And now Scoble. Holy shit.

And now Scoble. Holy shit. [Doc Searls Weblog]

Microsoft’s management has taken a hostile view of customers. Jim Allchin sees that we’re all ripping him off, so he puts in activation codes. His Hollywood buddies see that we’re ripping them off, so they put in digital rights management stuff. At the same time MSN views me as a pair of eyeballs to be “monetized” so they put spam and ads and other intrustive marketing techniques into my life.

Oh, and Microsoft views its developers, not as partners who will help give users like me better products, but as “warriors” who must be convinced to not use Java.

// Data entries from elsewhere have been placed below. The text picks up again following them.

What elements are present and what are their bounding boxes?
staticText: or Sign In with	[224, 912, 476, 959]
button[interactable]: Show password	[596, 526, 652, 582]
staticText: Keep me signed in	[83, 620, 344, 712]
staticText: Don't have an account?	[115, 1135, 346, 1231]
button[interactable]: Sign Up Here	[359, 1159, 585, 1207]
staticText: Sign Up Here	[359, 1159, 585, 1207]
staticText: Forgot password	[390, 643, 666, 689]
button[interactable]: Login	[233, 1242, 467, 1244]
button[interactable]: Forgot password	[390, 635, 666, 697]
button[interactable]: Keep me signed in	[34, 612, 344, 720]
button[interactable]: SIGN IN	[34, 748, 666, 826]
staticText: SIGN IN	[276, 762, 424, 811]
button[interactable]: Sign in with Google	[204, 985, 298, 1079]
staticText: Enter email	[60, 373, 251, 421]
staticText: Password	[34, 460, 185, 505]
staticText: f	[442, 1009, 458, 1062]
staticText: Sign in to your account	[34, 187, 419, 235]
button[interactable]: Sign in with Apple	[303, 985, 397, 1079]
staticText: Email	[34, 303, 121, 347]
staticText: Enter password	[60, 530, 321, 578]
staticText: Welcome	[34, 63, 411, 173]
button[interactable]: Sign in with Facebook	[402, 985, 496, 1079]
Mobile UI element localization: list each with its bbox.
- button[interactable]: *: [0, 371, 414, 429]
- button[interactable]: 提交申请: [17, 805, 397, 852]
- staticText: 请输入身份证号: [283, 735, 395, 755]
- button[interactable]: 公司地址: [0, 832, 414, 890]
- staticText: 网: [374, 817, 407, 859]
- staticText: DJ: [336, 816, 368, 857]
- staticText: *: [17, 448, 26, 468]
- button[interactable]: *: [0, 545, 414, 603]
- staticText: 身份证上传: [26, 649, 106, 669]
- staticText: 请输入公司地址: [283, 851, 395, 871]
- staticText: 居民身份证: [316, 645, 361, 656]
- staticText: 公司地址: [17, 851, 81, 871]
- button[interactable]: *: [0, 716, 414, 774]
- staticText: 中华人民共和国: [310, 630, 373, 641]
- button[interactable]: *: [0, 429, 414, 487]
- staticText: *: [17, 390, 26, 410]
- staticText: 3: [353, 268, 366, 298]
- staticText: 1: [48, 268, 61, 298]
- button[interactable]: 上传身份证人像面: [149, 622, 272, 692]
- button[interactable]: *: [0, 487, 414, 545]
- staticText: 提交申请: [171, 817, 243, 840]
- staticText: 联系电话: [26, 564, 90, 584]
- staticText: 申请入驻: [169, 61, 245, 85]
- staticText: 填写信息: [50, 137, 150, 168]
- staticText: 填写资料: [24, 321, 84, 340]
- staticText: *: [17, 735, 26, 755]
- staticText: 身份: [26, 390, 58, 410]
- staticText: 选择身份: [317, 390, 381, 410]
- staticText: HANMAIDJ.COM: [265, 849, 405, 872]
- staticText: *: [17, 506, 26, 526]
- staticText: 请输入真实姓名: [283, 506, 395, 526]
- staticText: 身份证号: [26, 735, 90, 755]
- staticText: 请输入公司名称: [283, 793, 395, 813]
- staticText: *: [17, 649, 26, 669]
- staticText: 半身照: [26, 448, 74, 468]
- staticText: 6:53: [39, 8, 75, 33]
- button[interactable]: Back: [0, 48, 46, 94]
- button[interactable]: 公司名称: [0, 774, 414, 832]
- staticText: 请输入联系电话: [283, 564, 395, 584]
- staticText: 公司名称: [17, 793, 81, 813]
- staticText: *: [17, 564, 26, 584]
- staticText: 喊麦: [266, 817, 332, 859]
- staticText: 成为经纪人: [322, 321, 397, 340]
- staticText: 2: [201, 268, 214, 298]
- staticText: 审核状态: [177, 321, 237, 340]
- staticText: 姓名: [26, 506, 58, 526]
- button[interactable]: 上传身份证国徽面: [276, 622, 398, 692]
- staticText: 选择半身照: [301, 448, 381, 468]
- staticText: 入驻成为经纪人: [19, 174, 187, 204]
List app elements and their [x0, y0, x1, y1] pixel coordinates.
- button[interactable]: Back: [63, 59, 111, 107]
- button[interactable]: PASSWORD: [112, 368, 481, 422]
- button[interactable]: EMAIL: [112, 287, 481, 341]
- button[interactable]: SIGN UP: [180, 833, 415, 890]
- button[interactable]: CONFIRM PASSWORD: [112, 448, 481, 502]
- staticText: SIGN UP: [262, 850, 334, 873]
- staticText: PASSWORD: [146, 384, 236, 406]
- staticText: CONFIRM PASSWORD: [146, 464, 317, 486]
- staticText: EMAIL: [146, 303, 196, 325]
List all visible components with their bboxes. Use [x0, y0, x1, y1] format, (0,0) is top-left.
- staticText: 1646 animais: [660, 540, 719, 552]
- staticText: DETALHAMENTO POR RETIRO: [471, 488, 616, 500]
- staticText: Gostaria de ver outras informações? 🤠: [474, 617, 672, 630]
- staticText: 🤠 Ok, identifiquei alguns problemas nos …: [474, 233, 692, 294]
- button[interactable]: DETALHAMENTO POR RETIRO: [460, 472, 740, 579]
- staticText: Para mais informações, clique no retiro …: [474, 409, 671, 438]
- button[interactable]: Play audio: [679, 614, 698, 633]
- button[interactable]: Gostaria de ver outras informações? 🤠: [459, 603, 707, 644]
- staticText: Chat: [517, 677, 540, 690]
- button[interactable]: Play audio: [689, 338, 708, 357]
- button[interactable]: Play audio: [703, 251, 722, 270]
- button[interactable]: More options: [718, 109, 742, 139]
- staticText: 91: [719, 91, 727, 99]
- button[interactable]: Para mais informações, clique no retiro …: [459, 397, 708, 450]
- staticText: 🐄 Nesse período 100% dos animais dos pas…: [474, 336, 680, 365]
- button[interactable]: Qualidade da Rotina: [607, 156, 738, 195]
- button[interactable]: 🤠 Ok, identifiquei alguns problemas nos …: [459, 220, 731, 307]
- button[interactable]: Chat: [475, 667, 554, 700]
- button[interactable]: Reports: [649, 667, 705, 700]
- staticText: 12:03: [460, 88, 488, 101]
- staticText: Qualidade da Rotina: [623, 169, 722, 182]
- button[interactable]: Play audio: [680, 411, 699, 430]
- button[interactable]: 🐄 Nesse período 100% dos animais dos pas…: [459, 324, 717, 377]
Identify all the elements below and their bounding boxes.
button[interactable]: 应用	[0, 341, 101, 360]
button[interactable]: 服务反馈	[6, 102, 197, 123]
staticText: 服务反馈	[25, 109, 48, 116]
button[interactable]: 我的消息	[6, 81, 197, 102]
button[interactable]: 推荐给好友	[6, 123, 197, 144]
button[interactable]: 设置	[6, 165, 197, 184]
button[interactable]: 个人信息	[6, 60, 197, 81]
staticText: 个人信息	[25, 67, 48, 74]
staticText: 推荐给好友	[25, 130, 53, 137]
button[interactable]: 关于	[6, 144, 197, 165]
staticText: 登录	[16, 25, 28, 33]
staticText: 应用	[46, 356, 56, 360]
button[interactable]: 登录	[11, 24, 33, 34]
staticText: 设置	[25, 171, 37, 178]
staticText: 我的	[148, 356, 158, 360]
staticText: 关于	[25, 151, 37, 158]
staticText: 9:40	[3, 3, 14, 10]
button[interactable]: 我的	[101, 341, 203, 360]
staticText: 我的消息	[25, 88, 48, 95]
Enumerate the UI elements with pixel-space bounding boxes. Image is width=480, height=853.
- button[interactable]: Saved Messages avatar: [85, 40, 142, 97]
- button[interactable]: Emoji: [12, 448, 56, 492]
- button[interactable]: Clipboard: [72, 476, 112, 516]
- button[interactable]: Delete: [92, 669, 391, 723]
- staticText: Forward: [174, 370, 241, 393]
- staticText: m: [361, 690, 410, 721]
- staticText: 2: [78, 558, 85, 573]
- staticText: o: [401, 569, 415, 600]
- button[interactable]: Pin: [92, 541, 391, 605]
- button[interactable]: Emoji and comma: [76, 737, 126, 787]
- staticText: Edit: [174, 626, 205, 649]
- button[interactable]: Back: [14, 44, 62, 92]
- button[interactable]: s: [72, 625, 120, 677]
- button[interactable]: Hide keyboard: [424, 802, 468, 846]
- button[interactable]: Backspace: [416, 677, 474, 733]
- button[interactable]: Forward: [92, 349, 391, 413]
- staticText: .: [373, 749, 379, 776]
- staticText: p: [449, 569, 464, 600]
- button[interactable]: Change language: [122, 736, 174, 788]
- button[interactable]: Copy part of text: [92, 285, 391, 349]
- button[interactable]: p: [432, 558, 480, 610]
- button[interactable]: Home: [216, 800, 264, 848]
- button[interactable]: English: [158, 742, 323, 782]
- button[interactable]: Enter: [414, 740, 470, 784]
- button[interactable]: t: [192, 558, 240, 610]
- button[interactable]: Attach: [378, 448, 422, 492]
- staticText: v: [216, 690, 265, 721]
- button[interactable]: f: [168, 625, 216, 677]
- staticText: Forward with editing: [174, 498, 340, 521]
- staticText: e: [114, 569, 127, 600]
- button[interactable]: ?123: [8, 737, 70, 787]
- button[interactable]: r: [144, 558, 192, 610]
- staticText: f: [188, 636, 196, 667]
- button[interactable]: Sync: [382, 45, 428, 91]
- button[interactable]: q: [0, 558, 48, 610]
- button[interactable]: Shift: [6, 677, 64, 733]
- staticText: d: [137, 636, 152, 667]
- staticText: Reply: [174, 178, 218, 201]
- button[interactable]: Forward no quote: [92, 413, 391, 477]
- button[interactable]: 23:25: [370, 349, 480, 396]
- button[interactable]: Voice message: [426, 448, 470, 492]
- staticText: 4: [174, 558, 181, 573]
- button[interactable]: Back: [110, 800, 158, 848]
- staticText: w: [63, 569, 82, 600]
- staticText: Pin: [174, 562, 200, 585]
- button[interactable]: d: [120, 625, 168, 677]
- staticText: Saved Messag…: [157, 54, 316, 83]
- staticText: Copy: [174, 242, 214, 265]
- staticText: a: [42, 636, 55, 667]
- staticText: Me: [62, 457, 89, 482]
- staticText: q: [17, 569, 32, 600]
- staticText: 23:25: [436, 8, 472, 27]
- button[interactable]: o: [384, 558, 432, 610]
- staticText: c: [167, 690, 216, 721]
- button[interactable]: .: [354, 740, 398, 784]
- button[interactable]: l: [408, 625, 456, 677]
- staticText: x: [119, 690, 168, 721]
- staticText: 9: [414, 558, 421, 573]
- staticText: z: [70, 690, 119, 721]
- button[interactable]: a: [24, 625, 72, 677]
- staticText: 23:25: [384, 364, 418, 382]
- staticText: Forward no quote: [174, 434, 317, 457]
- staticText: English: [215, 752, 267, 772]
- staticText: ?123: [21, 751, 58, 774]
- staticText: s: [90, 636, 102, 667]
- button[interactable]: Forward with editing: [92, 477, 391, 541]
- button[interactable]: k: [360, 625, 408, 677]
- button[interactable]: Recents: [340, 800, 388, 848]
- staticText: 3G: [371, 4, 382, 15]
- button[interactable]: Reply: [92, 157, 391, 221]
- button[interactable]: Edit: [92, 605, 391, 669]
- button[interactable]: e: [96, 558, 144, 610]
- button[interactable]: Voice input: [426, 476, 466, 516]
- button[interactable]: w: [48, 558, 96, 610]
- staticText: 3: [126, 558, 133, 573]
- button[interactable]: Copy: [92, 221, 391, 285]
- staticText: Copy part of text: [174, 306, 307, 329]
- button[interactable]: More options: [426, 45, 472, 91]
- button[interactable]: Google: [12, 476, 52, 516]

This is not the world I wanted to see come about. I should be able to buy a CD, turn it into digital files on my computer, and carry those files around with me. Soon, if this industry keeps going, I’m just gonna be marked as a criminal and I won’t be able to use my own property the way I’d like. Hell, I just took a really cool picture of a surfer in Hawaii. Imagine the day when it’d be impossible for me to share that with you because of the deals Microsoft and other companies are making (and what our government is putting into law).

As long as there are alternatives to Microsoft (like MacOS X) there is hope we can escape such a future.

When I buy a CD, I should be able to do whatever I want with it. I should be able to play it either on my computer or my stereo. I should be able to copy tracks to my computer to play whenever I want. I should be able to burn music mix CDs with tracks from several different CDs I own.

This is no longer about protecting artist’s rights. The artist hardly makes any profit from their CD sales, even at current inflated prices. Most of the money goes to the record companies and distributors. People are buying fewer CDs not because of file sharing but because of inflated prices and because record companies aren’t giving people what they want to hear. The record companies would rather promote a few artists while less-known artists making great music have a hard time getting heard.